By Walter Williams: Syndicated columnist
Jack Abramoff, the Washington lobbyist who’s pleaded guilty to charges of conspiracy, fraud and tax evasion, has showered millions of dollars on the campaign coffers of both Republican and Democrat congressmen.
Like a kid caught with his hands in the cookie jar, many congressmen seek to distance themselves by purging their coffers of Abramoff money. Senate Majority Leader Bill Frist, R-Tenn., in reaction to Abramoff’s guilty plea, has pledged to “examine and act on any necessary changes to improve transparency and accountability for our body when it comes to lobbying.”
Whatever actions Congress might take in the matter of lobbying are going to be just as disappointing in ending influence-peddling as their Bipartisan Campaign Reform Act of 2002, known as the McCain-Feingold bill.
Before we allow ourselves to be bamboozled by our political leaders, we might do our own analysis to determine whether the problem is money in politics or something more fundamental.
Let’s start this analysis with a question. Why do corporations, unions and other interest groups fork over millions of dollars to the campaign coffers of politicians? Is it because these groups are extraordinarily civic-minded Americans who have a deep interest in congressmen doing their jobs of upholding and defending the U.S. Constitution?
Might it be that these groups and their Washington-based lobby arms, numbering in the thousands, just love participating in the political process?
Anyone answering in the affirmative to either question probably also believes that storks deliver babies and there really is an Easter Bunny and Santa Claus.
A much better explanation for the millions going to the campaign coffers of Washington politicians lies in the awesome growth of government control over business, property, employment and other areas of our lives.
Having such power, Washington politicians are in the position to grant favors. The greater their power to grant favors, the greater the value of being able to influence Congress, and there’s no better influence than money.

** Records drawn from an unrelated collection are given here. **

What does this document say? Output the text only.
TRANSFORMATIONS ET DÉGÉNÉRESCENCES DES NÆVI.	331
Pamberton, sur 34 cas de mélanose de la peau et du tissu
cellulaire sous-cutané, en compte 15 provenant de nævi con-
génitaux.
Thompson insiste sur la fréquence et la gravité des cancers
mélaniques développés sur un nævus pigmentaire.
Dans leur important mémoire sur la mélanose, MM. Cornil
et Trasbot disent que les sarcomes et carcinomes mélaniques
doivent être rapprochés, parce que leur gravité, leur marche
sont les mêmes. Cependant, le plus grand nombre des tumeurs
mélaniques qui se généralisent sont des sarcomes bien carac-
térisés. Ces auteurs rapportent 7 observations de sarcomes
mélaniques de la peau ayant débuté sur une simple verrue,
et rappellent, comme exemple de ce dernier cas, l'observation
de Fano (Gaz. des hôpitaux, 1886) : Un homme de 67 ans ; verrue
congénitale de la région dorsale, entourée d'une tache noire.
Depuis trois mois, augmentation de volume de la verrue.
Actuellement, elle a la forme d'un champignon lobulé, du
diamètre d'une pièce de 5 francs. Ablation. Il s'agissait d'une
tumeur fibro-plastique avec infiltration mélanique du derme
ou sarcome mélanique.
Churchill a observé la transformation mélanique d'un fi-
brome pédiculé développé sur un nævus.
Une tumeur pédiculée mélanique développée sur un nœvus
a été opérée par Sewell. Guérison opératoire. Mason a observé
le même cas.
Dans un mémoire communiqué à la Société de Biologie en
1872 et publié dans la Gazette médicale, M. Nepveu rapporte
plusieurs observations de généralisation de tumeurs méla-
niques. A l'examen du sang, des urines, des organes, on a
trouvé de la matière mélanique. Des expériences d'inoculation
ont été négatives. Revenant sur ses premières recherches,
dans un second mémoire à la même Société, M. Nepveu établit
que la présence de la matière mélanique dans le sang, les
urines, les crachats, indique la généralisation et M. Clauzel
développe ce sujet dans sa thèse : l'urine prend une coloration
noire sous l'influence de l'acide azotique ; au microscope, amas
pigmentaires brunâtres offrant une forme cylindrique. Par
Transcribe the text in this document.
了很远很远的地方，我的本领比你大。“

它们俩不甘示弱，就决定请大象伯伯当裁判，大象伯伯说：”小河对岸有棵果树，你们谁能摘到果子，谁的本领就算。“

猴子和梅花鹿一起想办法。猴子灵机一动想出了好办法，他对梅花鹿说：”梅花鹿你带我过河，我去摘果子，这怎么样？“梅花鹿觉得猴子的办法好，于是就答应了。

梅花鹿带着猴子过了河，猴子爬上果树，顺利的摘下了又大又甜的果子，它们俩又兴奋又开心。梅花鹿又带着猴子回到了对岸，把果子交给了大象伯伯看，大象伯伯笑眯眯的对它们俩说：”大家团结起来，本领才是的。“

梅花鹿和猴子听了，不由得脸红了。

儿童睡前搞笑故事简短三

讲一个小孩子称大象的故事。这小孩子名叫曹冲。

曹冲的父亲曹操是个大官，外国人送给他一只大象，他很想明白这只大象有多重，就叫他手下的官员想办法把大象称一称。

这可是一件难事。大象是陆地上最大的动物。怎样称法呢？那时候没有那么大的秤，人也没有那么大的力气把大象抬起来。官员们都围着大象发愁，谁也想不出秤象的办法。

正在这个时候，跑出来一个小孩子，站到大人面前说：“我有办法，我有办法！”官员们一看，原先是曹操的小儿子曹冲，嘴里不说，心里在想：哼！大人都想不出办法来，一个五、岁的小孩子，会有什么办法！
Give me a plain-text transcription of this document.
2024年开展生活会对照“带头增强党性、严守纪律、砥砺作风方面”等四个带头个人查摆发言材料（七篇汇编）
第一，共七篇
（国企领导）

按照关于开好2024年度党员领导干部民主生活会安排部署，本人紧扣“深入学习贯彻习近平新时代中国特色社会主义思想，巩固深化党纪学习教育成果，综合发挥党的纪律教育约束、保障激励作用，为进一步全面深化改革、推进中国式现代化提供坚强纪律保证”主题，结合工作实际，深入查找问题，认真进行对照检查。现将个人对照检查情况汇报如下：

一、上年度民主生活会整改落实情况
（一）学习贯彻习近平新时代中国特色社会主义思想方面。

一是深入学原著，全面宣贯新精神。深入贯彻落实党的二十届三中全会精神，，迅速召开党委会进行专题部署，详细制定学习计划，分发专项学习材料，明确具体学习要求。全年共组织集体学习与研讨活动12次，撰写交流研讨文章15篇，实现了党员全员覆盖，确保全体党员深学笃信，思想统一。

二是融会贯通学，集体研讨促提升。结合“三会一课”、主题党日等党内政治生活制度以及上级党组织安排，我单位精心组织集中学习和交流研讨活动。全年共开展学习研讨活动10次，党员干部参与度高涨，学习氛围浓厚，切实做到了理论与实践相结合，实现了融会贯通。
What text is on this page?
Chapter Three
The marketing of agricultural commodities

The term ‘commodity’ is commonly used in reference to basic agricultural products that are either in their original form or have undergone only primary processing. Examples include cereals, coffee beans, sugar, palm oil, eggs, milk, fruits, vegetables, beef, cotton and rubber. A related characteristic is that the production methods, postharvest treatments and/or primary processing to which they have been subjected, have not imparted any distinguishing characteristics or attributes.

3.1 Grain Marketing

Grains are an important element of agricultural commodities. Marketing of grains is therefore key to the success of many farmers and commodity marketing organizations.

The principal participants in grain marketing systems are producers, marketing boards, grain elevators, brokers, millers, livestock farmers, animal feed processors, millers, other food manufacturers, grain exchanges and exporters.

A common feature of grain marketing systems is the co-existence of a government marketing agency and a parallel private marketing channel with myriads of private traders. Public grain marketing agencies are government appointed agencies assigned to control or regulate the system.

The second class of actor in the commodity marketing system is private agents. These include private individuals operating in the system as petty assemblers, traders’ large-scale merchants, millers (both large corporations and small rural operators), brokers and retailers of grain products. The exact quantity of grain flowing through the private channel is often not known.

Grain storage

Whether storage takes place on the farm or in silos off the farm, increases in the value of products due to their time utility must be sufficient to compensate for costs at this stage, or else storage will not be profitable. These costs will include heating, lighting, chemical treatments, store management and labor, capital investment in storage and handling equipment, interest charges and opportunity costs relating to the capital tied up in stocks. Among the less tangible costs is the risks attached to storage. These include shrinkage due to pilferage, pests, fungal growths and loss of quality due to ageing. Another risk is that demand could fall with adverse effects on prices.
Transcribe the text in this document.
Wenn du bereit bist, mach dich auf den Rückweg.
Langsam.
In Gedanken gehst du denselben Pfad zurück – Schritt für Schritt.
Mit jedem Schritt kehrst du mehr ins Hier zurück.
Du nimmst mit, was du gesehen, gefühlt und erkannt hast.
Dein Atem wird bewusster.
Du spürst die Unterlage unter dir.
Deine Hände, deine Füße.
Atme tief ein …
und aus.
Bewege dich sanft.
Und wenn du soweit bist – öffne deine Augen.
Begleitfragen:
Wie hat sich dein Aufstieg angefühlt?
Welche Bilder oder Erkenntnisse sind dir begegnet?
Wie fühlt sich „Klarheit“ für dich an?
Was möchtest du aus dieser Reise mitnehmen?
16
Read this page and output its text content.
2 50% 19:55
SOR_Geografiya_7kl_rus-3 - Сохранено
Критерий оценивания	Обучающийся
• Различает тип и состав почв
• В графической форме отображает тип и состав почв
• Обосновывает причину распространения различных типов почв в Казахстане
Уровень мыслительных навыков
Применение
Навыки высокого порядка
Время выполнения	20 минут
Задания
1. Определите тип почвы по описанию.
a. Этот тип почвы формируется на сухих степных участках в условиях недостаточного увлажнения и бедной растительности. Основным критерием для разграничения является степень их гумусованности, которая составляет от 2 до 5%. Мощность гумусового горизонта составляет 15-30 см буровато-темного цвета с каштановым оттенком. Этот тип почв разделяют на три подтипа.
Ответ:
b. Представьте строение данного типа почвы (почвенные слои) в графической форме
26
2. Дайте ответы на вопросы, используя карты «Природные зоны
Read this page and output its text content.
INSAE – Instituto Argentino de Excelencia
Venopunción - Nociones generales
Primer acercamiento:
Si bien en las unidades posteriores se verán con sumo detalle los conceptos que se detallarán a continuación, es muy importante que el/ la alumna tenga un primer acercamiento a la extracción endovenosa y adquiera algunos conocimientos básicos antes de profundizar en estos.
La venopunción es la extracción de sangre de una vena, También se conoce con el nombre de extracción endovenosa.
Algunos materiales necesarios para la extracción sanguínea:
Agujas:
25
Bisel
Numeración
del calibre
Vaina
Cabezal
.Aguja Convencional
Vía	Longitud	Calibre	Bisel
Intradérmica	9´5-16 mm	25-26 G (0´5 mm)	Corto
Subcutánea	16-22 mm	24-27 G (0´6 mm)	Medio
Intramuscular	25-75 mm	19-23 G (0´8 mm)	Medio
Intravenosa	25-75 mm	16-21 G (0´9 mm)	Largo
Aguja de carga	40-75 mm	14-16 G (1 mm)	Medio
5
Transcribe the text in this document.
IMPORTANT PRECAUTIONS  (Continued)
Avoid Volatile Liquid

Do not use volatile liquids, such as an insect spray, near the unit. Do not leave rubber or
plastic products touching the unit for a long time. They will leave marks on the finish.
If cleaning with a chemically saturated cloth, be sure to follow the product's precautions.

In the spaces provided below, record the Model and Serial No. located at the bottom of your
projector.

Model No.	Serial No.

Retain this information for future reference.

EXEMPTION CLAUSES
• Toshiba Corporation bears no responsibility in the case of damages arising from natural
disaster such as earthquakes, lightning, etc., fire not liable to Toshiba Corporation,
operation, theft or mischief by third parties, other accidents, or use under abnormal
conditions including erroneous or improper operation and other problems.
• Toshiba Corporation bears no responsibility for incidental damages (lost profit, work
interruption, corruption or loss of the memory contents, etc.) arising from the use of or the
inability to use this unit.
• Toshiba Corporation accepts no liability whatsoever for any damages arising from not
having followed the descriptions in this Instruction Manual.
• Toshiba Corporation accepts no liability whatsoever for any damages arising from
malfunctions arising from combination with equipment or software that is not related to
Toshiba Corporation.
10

The generic favor sought is to get Congress, under one ruse or another, to grant a privilege or right to one group of Americans that will be denied another group of Americans. A variant of this privilege is to get Congress to do something that would be criminal if done privately.
Here’s just one among possibly thousands of examples:
If Archer Daniels Midland (ADM) used goons and violence to stop people from buying sugar from Caribbean producers so that sugar prices would rise, making it easier for ADM to sell more of its corn syrup sweetener, they’d wind up in jail. If they line the coffers of congressmen, they can buy the same result without risking imprisonment. Congress simply does the dirty work for them by enacting sugar import quotas and tariffs.
The two most powerful committees of Congress are the House Ways and Means and the Senate Finance committees. These committees are in charge of granting tax favors. Their members are besieged with campaign contributions. Why? A tweak here and a tweak there in the tax code can mean millions of dollars.
You ask what can be done? Campaign finance and lobby reform will only change the method of influence-peddling. If Congress did only what’s specifically enumerated in our Constitution, influence-peddling would be a non-issue simply because the Constitution contains no authority for Congress to grant favors and special privileges.
Nearly two decades ago, during dinner with the late Nobel Laureate Friedrich Hayek, I asked him if he had the power to write one law that would get government out of our lives, what would that law be? Professor Hayek replied he’d write a law that read:
Whatever Congress does for one American it must do for all Americans.
He elaborated: If Congress makes payments to one American for not raising pigs, every American not raising pigs should also receive payments. Obviously, were there to be such a law, there would be reduced capacity for privilege-granting by Congress and less influence-peddling.